Re: Three Kinds of Logical Trees

From: dawn <dawnwolthuis_at_gmail.com>
Date: 24 Jul 2005 16:01:47 -0700
Message-ID: <1122246107.054344.299320_at_g47g2000cwa.googlegroups.com>


Marshall Spight wrote:
> dawn wrote:
> > Marshall Spight wrote:

> > > (I am unclear why you use the term "metadata" here.
> >
> > If you look at a DOM tree for an XML document (or just zero in on an
> > XHTML document if easier), you see that you move from tag to tag in a
> > path until you get to a value that has no children. So, you step down
> > the tree from <html> to <body> to <div> to <p> to a value that is the
> > text in the paragraph. The leaf nodes have values and others have
> > metadata.
>
> That strikes me as a nonstardard definition of the use of metadata,
> but no matter.

I used html tags, but these could have been metadata from any structure, so a path could be <Person> then <lastName> then a value. I haven't done a lot of work with XML compared to others, but unless I am misunderstanding something, this would be a common way of shaping metadata & data from an RDBMS into an xml dom tree.

>
> > > I agree "scalar" is an unsatisfying term. I have in mind a better one,
> > > but it requires a type system that's a lot different from SQL's.
> > > (Which I assert is an "opportunity." :-)
> >
> > I'm planning to start, uh, blogging, this Fall and I decided to test
> > out various tools this past spring, so I have a first entry (which
> > likely looks like I abandoned the cause) at my not-exactly-perfect web
> > site (they say that women apologize more than men) about the types I
> > have at the top of my types tree (under the "type" type) in my ideal
> > LOGICAL system.
> >
> > http://tincatgroup.com/mewsings
>
> The pun in the URL is awful. I like it!

Yes it is and thanks.

>
> > I'm guessing yours are different?
>
> Well, that column seemed to be mostly about document management
> and not data management.

but if you knew me, you would know that I don't talk about document management, I talk about data management. But at the logical level, we only care about a value such as 4 if we have some context, semantics. We model propositions and retrieve the same. I used to say that I just need "String" and "Binary" as my data types, with other types inheriting from those. When I type in a 13 as a number it is a string of two integers, the same as if I type it in as a string. The computer can do what it wants to store it in a smaller number of 1's & 0's, I just want to enter strings and get them back. I used the term "Document" because I am not interfacing with the devices via voice, so it seems like I wan to enter data from a document and get documents back. I would be OK with the term "Word" or "Sentence Fragment" or even "String" or even "Page" as this type, but I thought Document fit well with how a person thinks. Am I working with a computer related to music files, video files, picture files, document files?

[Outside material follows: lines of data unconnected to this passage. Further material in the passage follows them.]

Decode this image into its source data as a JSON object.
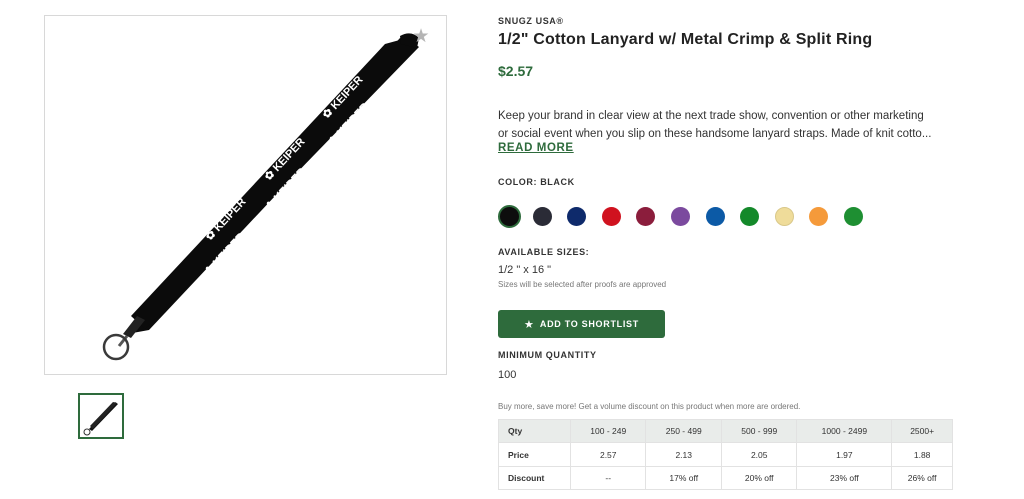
{
  "product": {
    "brand": "SNUGZ USA®",
    "title": "1/2\" Cotton Lanyard w/ Metal Crimp & Split Ring",
    "price": "$2.57",
    "description_line1": "Keep your brand in clear view at the next trade show, convention or other marketing",
    "description_line2": "or social event when you slip on these handsome lanyard straps. Made of knit cotto...",
    "read_more": "READ MORE",
    "imprint_text": "KEIPER"
  },
  "color": {
    "label": "COLOR: BLACK",
    "swatches": [
      "#0d0d0d",
      "#2a2b36",
      "#0e2a6b",
      "#d0121f",
      "#8b1d3c",
      "#7b4a9e",
      "#0c5aa6",
      "#14892a",
      "#efdc9a",
      "#f59a3a",
      "#1e8f32"
    ],
    "selected_index": 0
  },
  "sizes": {
    "label": "AVAILABLE SIZES:",
    "value": "1/2 \" x 16 \"",
    "note": "Sizes will be selected after proofs are approved"
  },
  "shortlist": {
    "label": "ADD TO SHORTLIST",
    "icon": "star-icon"
  },
  "minimum": {
    "label": "MINIMUM QUANTITY",
    "value": "100"
  },
  "pricing": {
    "note": "Buy more, save more! Get a volume discount on this product when more are ordered.",
    "headers": [
      "Qty",
      "100 - 249",
      "250 - 499",
      "500 - 999",
      "1000 - 2499",
      "2500+"
    ],
    "price_row": [
      "Price",
      "2.57",
      "2.13",
      "2.05",
      "1.97",
      "1.88"
    ],
    "discount_row": [
      "Discount",
      "--",
      "17% off",
      "20% off",
      "23% off",
      "26% off"
    ]
  },
  "colors": {
    "accent": "#2e6b3c",
    "favorite_icon": "#b5b5b5"
  }
}
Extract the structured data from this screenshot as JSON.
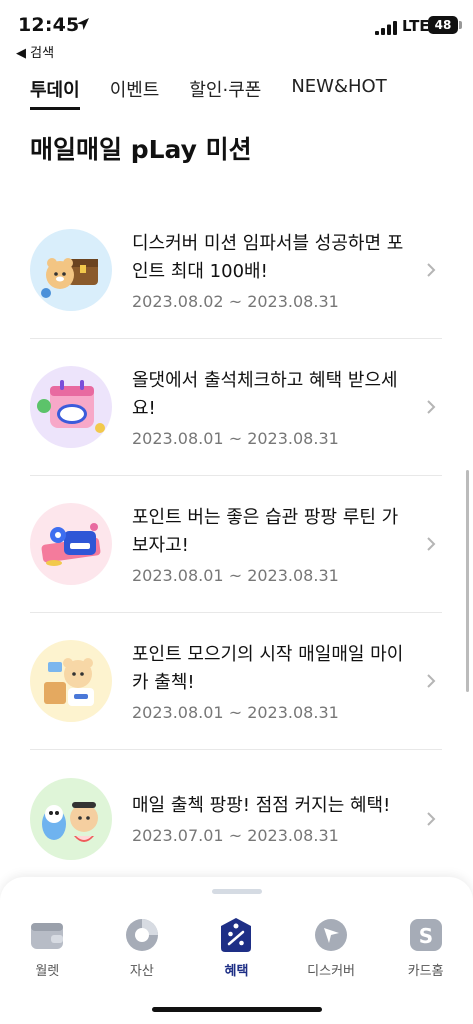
{
  "status": {
    "time": "12:45",
    "back_label": "◀ 검색",
    "network": "LTE",
    "battery": "48"
  },
  "tabs": [
    {
      "label": "투데이",
      "active": true
    },
    {
      "label": "이벤트",
      "active": false
    },
    {
      "label": "할인·쿠폰",
      "active": false
    },
    {
      "label": "NEW&HOT",
      "active": false
    }
  ],
  "page_title": "매일매일 pLay 미션",
  "events": [
    {
      "title": "디스커버 미션 임파서블 성공하면 포인트 최대 100배!",
      "date": "2023.08.02 ~ 2023.08.31",
      "icon": "treasure-chest-icon",
      "bg": "#d9eefb"
    },
    {
      "title": "올댓에서 출석체크하고 혜택 받으세요!",
      "date": "2023.08.01 ~ 2023.08.31",
      "icon": "attendance-calendar-icon",
      "bg": "#ede4fb"
    },
    {
      "title": "포인트 버는 좋은 습관 팡팡 루틴 가보자고!",
      "date": "2023.08.01 ~ 2023.08.31",
      "icon": "ping-pay-icon",
      "bg": "#fde6ec"
    },
    {
      "title": "포인트 모으기의 시작 매일매일 마이카 출첵!",
      "date": "2023.08.01 ~ 2023.08.31",
      "icon": "mycar-bear-icon",
      "bg": "#fdf3cf"
    },
    {
      "title": "매일 출첵 팡팡! 점점 커지는 혜택!",
      "date": "2023.07.01 ~ 2023.08.31",
      "icon": "characters-icon",
      "bg": "#dff5d8"
    }
  ],
  "nav": [
    {
      "label": "월렛",
      "icon": "wallet-icon",
      "active": false
    },
    {
      "label": "자산",
      "icon": "pie-chart-icon",
      "active": false
    },
    {
      "label": "혜택",
      "icon": "benefit-tag-icon",
      "active": true
    },
    {
      "label": "디스커버",
      "icon": "compass-icon",
      "active": false
    },
    {
      "label": "카드홈",
      "icon": "card-home-icon",
      "active": false
    }
  ],
  "colors": {
    "active_nav": "#1e2f86",
    "date_text": "#777777",
    "divider": "#e8e8e8"
  }
}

> I'm really starting to see them as two
> entirely different disciplines,

just when they are coming so much closer together. Maybe it is easier for you to see a comment attribute as a component in a document than another tag and related value, but at least you can think of data processed reports as documents, right? Can you then make the leap to see the input forms as documents too? And what is the interface -- the input to and the output from, right?

> and I believe that most of what's
> going on in XML is about document management and not data
> management.

I tell people who either a) fear xml or b) worship xml that it is simply a minor advancement over comma-quote format. If you buy that, then you should be able to see that xml is all about data. So I suspect your concerns are with the "management" word. I will grant that managing data using xml and related documents such as dtd or xsd is not the same as managing data with an RDBMS. However, from a model perspective, managing data as trees (and using xlink as other graph structures) is an alternative to managing data as relations. Then some of the same data management features as a typical DBMS can be added to this model.

> I admit that text documents are an important data type, but
> it's *just one* datatype among millions.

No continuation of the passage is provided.